The Technical Department have spent 150 hours working on the contract specification and have estimated costs to be as follows:
£
Direct Materials:
4000 units of Alpha at £15 (original cost) 60,000
Special part to be purchased 20,000
Direct Labour:
Employees 2000 hours at £12 per hour 24,000
Modern Apprentices 400 hours at £6 per hour 2,400
Specialist Engineers to be bought in 8,000
Plant and Machinery:
Depreciation 3,500
Contract Supervision 5,000
Technical Department 150 hours at £14 per hour 2,100
Sub Total 125,000
Central Overhead Recharge @ 10% of the above 12,500
Total Estimate of Costs 137,500
To further assist Diversity Consultants the following information has been brought to their attention:
There is enough Alpha material in stock. If it is not used on this contract it is unlikely that it would be required in the near future. If the company chose to sell 4000 units of Alpha it has estimated that it would generate £20,000.

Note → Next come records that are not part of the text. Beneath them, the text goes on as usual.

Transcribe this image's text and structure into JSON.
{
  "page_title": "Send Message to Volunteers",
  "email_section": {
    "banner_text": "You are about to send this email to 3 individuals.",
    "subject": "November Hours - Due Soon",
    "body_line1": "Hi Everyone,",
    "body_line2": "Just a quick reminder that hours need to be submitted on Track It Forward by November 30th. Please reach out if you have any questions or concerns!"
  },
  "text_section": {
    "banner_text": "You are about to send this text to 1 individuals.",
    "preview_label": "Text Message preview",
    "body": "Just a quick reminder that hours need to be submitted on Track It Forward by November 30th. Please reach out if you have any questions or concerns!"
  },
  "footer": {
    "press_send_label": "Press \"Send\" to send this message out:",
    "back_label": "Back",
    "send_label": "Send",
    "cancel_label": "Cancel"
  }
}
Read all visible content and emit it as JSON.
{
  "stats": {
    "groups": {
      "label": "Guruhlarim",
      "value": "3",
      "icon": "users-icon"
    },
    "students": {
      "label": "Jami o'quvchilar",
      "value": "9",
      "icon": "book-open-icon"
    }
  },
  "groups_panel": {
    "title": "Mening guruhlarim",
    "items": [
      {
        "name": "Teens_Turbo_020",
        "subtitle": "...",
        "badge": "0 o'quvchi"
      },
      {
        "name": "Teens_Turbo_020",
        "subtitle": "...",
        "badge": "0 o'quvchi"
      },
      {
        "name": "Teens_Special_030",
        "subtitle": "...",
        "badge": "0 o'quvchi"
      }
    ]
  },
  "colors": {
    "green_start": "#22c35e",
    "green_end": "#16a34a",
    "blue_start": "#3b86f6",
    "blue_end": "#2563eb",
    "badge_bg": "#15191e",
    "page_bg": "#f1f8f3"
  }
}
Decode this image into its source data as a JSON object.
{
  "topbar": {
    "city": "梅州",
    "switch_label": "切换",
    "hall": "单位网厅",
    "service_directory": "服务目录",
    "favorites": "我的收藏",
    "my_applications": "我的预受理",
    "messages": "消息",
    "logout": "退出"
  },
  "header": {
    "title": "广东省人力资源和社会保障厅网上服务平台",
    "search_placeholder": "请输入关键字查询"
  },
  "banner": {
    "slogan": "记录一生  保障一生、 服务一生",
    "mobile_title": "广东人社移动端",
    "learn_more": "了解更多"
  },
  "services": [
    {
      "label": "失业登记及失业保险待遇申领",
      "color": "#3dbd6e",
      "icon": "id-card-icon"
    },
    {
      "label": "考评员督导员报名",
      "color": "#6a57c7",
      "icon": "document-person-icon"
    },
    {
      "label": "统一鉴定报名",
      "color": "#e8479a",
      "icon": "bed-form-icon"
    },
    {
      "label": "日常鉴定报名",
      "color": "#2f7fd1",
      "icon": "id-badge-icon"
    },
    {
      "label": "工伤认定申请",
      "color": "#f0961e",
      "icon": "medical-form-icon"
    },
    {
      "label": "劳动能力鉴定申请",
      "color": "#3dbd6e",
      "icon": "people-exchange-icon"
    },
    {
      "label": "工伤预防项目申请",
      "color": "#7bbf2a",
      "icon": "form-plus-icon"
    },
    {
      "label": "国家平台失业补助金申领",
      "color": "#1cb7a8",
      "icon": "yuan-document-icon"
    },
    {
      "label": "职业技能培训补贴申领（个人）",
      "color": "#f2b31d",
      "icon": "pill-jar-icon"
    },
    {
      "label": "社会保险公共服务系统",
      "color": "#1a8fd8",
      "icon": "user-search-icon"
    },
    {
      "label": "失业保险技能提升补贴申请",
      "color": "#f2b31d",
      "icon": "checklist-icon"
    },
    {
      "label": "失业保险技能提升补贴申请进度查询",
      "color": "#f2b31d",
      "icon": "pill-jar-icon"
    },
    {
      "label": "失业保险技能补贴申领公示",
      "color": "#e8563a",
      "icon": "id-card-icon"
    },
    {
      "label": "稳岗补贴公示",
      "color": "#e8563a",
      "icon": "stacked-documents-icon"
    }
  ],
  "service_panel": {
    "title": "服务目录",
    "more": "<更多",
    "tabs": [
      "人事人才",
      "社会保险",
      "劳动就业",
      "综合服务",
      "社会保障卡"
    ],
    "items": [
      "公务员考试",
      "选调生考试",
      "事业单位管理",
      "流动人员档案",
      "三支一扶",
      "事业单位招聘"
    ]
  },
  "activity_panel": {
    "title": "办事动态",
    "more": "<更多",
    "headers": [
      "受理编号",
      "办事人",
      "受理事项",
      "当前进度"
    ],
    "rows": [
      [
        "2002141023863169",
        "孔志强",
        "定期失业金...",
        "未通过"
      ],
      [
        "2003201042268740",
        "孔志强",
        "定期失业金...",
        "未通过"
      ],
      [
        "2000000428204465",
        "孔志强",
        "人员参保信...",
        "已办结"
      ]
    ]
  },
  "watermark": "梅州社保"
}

The current employees will be used on the contract as there is currently no work for them and there are no plans to recruit further modern apprentices. However one extra operative will need to be recruited from an agency at a cost of £800.
With regard to contract supervision it is expected that no extra staff would be required but if the contact is won there could be overtime required at a cost of £500.
Finally the work has been completed by the Technical Department with no additional costs being anticipated.